指摘すると、レンは小さく肩を竦める。まるでなんでもないことのように。
「……好奇心だよ。普段取り澄ましている男が、オレなんかに何をするのか、ってね」
そんな文句で誤魔化されるものか。
「貴方は、距離を詰めたがるくせに一定の範囲に他人を踏み入らせようとはしない。何をするにしても人を試すようなことを言って、他人を本当には信用していない。そんな人間が、ああいった接触を許す理由はそう多くないと思いますが」
「だからオレがされたかった、って? イッチーにしては短絡的じゃないかな」
「私の気のせいなら気のせいで構いませんよ」
「……構わない?」
「ええ。これからは堂々と起きている時にもできますし」
「っ!」
トキヤの言葉はレンの意表を突いたらしい。目に見えて狼狽するレンの傍に寄ると、顎を攫って上向かせ、素早く口付ける。間近で微笑んでやれば、レンは口端に苦味を刷いた。
「……大胆、だね?」
「こわいものはありませんから」
「あったんだ? こわいもの」
「ええ。……あなたに軽蔑や侮蔑の言葉を浴びせられたら、立ち直れたかはわかりません」
言った言葉に嘘はないが、レンは驚いたように目を瞠る。
嫌われたらどうしよう、だなんて、まるで子供のようだけれど。それでもこわいと思うことに違いはない。勿論レンは言葉を選ぶだろうけれど、言っている内容が大差なければ同じことだ。
ところがレンは、ふはっと噴き出して笑う。
「……何がおかしいんですか」
「ごめんごめん。ヘンな意味じゃなくてね」
それでもひとしきりくすくすと笑った後で言われても、説得力がない。
「だって……堂々と口付けしてくるような男が、対象に嫌われることを恐れてる、なんて……ホントに恐れているのかい?」
矛盾しているよと指摘されて、それはそうだろうと思う。自分でも自覚はあるのだ。
けれどそのふたつはトキヤの中では明確に違う。
セクハラは上手に誤魔化せばその場限りのことで済まされるが、告白はその後の人間関係にまで影響が出かねない。

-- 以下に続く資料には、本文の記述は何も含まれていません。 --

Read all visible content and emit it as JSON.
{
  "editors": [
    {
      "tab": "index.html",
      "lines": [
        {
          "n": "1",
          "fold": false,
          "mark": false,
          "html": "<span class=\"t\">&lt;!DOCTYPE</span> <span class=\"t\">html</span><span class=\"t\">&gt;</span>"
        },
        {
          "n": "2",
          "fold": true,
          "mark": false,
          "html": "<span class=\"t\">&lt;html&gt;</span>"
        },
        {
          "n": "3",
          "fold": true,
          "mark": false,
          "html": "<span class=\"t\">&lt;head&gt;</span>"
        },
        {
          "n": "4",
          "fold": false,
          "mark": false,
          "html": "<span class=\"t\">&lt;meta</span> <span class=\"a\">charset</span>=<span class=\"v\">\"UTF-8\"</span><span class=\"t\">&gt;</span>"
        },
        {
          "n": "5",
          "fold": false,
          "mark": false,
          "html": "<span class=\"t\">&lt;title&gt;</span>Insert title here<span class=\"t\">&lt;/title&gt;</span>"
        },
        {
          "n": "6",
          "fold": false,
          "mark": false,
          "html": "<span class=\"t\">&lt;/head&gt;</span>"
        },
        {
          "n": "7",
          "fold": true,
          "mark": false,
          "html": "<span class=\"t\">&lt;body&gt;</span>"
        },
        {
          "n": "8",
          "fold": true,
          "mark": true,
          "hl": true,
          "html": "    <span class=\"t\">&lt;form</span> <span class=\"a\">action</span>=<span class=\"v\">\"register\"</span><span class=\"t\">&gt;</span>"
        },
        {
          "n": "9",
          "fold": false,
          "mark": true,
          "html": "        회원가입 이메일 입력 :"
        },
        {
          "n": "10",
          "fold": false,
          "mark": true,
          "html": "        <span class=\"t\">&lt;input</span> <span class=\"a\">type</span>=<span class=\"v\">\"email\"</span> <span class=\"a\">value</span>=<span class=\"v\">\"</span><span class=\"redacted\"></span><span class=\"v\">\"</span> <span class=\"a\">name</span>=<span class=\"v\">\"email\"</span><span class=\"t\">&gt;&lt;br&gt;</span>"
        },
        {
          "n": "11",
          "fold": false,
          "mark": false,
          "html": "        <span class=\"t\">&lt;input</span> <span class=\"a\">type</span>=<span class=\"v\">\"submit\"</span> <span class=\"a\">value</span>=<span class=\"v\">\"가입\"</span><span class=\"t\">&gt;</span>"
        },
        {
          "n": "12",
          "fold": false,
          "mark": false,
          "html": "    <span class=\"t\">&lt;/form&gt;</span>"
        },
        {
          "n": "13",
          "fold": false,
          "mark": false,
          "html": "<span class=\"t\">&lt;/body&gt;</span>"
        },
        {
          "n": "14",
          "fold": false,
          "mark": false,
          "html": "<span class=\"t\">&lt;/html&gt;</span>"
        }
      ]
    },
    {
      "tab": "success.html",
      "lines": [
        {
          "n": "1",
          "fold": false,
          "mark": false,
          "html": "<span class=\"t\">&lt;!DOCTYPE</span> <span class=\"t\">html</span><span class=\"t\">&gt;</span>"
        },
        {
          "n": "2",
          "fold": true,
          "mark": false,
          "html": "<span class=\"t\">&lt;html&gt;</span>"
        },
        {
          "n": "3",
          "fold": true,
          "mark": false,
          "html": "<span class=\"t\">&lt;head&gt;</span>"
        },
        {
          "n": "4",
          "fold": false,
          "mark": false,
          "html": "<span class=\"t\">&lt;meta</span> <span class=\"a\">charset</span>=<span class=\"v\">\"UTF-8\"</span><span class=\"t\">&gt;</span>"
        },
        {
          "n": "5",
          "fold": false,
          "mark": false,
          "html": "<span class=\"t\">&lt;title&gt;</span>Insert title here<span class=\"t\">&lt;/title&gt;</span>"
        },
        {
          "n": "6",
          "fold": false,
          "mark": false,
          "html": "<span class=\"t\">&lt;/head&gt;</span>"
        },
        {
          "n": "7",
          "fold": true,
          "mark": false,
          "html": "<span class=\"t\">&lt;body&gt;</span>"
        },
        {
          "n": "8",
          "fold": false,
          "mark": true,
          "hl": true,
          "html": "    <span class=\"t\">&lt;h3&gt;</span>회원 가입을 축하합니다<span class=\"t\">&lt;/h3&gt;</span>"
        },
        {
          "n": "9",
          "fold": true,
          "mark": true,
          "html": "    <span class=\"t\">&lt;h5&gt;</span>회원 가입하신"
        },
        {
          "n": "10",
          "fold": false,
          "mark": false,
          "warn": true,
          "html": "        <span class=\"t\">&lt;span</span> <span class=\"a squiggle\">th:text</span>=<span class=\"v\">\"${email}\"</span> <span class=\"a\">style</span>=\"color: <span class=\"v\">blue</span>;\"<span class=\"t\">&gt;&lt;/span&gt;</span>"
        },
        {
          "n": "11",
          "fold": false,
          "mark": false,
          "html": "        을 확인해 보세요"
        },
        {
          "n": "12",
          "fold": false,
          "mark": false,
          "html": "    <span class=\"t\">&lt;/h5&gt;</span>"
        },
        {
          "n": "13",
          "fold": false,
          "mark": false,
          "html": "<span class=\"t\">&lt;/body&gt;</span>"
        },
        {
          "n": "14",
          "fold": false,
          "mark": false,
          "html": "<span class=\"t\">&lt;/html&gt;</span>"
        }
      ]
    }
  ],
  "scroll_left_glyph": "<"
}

同じグループのメンバーなのだから、続けていこうと思えば不和は避けたほうがいい。小さな皹が、崩壊に繋がりかねないのだから。
それを知っているから、躊躇した。でもレンは逃げなかったし嫌悪を向けてくることもない。
だったら遠慮する必要はないではないか。
「……なるほど。イッチーなりの考えはあったわけか」
「考えなしで行動していると思われるのは心外ですね」
「いや、オレが思っていたより考えていたんだなって思って。悪い意味じゃないよ?」
「バカだと思われるのは心外なので、それでいいですが」
苦笑すると、レンは笑った。
その笑顔を見て、やはりイヤではないのだなと思ったし、脈が全くないわけではなさそうだとも思った。